Adams was one of those rare figures whose greatest for whom the presidency was not the office in which he rendered his greatest service. His mistake of retaining Washington's cabinet compounded his misfortune of having his prime political rival as vice-president and a deadly enemy, Alexander Hamilton as a leader of his won party. This left him leading an administration rife with sabotage.
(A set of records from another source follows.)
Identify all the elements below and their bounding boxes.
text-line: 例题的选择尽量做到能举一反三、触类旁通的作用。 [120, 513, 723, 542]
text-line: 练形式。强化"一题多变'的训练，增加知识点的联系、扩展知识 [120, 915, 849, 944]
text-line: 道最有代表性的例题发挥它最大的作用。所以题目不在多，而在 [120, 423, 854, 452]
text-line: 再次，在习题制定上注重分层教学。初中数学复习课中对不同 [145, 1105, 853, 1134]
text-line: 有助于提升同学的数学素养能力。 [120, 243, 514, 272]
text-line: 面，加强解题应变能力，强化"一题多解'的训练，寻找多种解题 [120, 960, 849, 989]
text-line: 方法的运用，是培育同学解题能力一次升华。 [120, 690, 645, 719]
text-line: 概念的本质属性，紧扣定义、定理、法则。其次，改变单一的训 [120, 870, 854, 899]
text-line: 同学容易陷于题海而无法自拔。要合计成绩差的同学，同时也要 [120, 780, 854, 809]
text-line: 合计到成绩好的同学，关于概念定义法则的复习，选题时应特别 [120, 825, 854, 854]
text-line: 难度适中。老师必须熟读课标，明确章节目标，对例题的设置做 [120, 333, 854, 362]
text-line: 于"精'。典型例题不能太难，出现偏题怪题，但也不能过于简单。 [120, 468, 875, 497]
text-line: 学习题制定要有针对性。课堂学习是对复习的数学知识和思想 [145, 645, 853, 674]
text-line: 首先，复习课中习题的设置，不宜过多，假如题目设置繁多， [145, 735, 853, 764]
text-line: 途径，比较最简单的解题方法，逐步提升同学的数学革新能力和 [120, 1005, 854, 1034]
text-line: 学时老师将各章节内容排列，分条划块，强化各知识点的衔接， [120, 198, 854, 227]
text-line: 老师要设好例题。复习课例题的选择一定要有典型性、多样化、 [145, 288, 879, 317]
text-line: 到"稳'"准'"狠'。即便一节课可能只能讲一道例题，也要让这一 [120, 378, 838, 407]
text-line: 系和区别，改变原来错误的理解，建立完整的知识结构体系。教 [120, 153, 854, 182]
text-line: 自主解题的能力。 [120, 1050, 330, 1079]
These factors handicapped him as he confronted issues of peace or war abroad and subversion at home. Having to function more as a sole actor than a leader of men, his administration is generally regarded as a failure. His term was influential, largely in the maintenance of peace and appointment of John Marshall to the Supreme Court. Through much of this book the reader is treated to an interwoven mini-biography of Thomas Jefferson. Through this dual biography the reader comes to understand the dichotomy of these two friends, but rivals, collaborators and opponents and, ultimately, correspondents. Their timely demises on the Fiftieth Independence Day are seen as nothing less than providential. As the readers of my reviews are aware, I have read very many biographies. Few match "John Adams" for quality.